IGNIÇÃOÉ o termo que Daniel Coyle escolheu para resumir a energia, a paixão, o compromisso que o aprendiz precisa ter para tornar o treinamento profundo eficaz, ou seja, para que o treinamento seja realmente profundo. Em outras palavras, ignição representa uma motivação e entusiasmo especiais pela aprendizagem de determinadas habilidades. Esta motivação e este entusiasmo costumam ser contagiantes e são inspirados por padrões, referências ou modelos que criam verdadeiros ambientes de aprendizagem, independentemente de existir ou não uma infraestrutura considerada mais adequada (instalações, equipamentos modernos etc.). O futebol de rua (“pedagogia da rua”), praticado em muitos lugares no Brasil, pode ser considerado um bom exemplo deste ambiente favorável de aprendizagem.

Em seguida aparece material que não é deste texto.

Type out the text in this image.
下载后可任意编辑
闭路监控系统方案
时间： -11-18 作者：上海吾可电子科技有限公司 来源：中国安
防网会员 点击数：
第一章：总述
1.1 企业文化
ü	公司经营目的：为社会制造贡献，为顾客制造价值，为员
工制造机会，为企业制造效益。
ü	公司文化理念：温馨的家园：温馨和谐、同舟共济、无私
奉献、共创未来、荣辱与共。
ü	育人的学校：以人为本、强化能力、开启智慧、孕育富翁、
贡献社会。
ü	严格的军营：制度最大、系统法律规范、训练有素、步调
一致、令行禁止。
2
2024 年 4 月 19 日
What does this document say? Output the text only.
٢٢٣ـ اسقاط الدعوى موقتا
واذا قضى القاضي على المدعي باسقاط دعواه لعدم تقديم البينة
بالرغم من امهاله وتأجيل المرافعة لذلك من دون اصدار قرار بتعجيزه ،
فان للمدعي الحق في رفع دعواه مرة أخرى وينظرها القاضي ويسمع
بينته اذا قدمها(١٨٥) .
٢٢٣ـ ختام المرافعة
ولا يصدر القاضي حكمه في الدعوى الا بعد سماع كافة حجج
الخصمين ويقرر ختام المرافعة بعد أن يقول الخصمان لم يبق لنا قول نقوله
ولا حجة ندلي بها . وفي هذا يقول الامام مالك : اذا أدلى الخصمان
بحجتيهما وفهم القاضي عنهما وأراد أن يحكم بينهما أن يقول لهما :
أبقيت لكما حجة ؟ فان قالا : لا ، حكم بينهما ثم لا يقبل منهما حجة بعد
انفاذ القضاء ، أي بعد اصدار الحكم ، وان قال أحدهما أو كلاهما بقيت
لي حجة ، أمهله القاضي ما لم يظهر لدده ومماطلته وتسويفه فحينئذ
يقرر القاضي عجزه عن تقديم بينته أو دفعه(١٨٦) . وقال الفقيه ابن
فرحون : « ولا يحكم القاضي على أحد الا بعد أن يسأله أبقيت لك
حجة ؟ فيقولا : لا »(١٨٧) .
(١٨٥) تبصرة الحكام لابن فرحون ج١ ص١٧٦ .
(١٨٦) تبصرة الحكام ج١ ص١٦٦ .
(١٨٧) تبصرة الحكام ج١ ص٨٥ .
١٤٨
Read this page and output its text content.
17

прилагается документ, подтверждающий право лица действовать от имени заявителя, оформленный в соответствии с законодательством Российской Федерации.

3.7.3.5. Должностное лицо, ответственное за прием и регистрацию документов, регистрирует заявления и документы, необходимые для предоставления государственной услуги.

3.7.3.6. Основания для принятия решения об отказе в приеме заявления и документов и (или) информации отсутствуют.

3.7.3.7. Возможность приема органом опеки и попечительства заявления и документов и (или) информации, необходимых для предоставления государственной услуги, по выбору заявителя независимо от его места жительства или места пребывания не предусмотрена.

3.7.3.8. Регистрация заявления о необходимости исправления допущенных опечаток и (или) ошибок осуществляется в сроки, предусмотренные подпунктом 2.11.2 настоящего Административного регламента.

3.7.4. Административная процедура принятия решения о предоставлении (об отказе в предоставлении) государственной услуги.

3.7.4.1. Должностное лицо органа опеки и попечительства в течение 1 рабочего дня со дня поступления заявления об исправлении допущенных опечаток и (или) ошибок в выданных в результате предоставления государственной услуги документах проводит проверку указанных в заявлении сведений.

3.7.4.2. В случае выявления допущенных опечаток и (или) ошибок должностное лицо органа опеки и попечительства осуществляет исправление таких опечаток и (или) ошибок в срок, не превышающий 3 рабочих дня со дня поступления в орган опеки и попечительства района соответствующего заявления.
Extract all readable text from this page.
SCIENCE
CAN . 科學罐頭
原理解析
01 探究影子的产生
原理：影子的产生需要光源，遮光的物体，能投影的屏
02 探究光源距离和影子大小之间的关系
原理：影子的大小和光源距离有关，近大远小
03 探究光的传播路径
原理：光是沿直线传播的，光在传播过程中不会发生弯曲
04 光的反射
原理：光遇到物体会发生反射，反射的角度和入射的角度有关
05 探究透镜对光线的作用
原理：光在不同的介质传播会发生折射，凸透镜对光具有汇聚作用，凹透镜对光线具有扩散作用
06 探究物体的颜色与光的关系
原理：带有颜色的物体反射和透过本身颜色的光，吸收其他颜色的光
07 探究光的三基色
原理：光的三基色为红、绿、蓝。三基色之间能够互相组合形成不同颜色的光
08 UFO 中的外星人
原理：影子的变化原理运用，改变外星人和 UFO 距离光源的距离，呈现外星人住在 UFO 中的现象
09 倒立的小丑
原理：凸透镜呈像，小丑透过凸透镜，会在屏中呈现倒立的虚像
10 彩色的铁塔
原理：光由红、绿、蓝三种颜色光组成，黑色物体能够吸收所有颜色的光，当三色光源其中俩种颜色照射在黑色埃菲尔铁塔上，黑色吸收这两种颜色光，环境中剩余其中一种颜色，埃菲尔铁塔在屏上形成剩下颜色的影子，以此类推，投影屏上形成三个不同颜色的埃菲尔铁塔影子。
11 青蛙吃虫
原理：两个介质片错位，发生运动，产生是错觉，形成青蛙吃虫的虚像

O GRANDE TREINADORÉ o terceiro elemento ou pilar que sedimenta o processo de aprendizagem diferenciada, voltado para o desenvolvimento do talento ou do “fora de série” na prática de determinadas habilidades. O perfil deste treinador, mestre ou professor, entretanto, não se resume – como muitas vezes entende o senso comum – a um profissional que seja um grande líder impositivo, conhecedor das técnicas que se propõe a ensinar ou alguém capaz de executar com precisão a habilidade que ensina. Defende a teoria que acredita que “o papel do professor é ser alguém que facilita a aprendizagem e guia os alunos individualmente ou em pequenos grupos, e não mais aquela figura que se posta diante da turma para comunicar-lhe seu conhecimento e ser o centro das atenções”. Para isso precisa, consciente ou mesmo intuitivamente, conhecer as características, particularidades e nuances do aprendiz e saber como ele pode realizar o treinamento profundo, com disciplina, compromisso, intensidade, entusiasmo e paixão. O autor chega a afirmar que para que estas coisas possam acontecer é necessário estabelecer-se uma relação de amor entre eles. Neste sentido, muitas vezes os considerados “professores medianos” são os que obtêm melhores resultados. E cita: “Estavam (os professores) motivando os alunos, levando-os a dedicar àquela atividade uma energia e uma atenção incomuns, típicas do processo que chamei de ignição, além de mantê-los motivados a esse ponto. Estavam ensinando amor”. Nesta direção dá a entender também que o ato de ensinar é mais arte do que ciência.

No epílogo deste fascinante livro, Daniel Coyle arrisca fazer uma representação esquemática do “código do talento”, como apresentado abaixo:

 

 

Enfim, “O Código do Talento” é um ensaio que recomendo tanto para professores, treinadores, executivos, como para pais que têm dúvidas sobre como conduzir e orientar seus filhos. Sua leitura, com certeza, é um investimento para a vida.